Artventure: Wolfville, NS Part 2
Wolfville in September was beautiful: sunny, still warm from summer, and about as cute as a town in Nova Scotia can be.
I found the town’s amenities nicely balanced with at least one of everything you’d find handy in a larger town, and even some consignment shops and a used bookstore. To give you a sense of its scale, population is less than 4,000 residents, though this figure almost doubles during the eight months a year when the university is in session.
Canada is a big country to cross and traveling from Vancouver to Wolfville is a full day affair. I scheduled my trip so I would arrive on Wednesday evening and have Thursday to recover from jet lag before giving an artist’s talk on Friday afternoon and a full-day, hands-on workshop on Saturday.
My home away from home was Blue Shutters Bed & Breakfast. I stayed in the Blue Room and it truly was the perfect sanctuary for me to finish preparing my artist talk and relax at the end of each day.
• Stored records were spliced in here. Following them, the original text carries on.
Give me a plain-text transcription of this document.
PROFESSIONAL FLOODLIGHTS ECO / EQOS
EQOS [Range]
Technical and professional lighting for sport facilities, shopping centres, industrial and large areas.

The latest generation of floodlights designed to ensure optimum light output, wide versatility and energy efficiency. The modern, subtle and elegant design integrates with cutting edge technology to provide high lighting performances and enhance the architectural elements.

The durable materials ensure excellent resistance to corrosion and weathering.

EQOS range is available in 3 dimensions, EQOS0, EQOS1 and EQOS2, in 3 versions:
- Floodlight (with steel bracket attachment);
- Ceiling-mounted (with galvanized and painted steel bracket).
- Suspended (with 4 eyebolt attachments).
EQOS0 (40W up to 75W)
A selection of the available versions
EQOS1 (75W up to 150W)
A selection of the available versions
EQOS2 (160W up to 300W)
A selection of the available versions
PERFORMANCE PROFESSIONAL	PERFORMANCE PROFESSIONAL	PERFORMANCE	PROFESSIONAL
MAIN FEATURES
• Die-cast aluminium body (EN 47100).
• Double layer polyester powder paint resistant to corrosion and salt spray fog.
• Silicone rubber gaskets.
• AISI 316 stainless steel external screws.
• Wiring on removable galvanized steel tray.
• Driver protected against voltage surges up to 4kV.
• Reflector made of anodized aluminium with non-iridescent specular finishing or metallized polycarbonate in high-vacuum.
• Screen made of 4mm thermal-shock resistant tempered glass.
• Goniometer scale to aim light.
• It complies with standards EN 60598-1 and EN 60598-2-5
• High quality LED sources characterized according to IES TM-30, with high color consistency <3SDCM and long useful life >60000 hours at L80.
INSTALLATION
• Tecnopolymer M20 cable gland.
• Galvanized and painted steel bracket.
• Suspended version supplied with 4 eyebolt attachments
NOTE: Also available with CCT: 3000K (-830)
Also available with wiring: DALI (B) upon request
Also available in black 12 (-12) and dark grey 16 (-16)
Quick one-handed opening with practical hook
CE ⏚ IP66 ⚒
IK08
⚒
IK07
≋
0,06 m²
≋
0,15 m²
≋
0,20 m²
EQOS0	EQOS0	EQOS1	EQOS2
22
The hosts, Diane and Darryl, were lovely folk. While their location is further away from the university than other B&B’s, it only took me 10 minutes to walk to the gallery. Their pricing is competitive, they offer a handy airport pickup/drop off service that is half the price of any other business offering this service, and I’m certain a better breakfast is not to be found elsewhere in town.
On Thursday, Andrew’s parents drove in from the Annapolis Valley to meet me for lunch (so sad he was working a deadline and couldn’t come with me on this trip). We agreed to meet at the gallery. I arrived a bit early so I could take a quick look around and see how my installation guide had been interpreted (the guide is a combination of photos and written instructions). It worked well – most of the pieces were installed perfectly, the rest just needed some minor tweaking (which means I need to look at my instructions for these few pieces and make adjustments). The gallery presents a lot of floor space and it was unexpected to see the plinth mounted work oriented against the walls.
Andrew’s parents arrived and toured the exhibit. It was the first time either of them had seen my work. I think Andrew’s father appreciated the work, but it was his mom who really got a kick out of it. I delighted in hearing her sudden outbursts of laughter as she studied certain pieces. Both of them quite liked the new piece I had made for the Acadia exhibit:
The three of us had a leisurely lunch at Paddy’s Brew Pub, sampling locally made blueberry beer and chatting up a storm. It was a wonderful way to distract myself from stewing over the artist talk that I was to give in 24 hours time.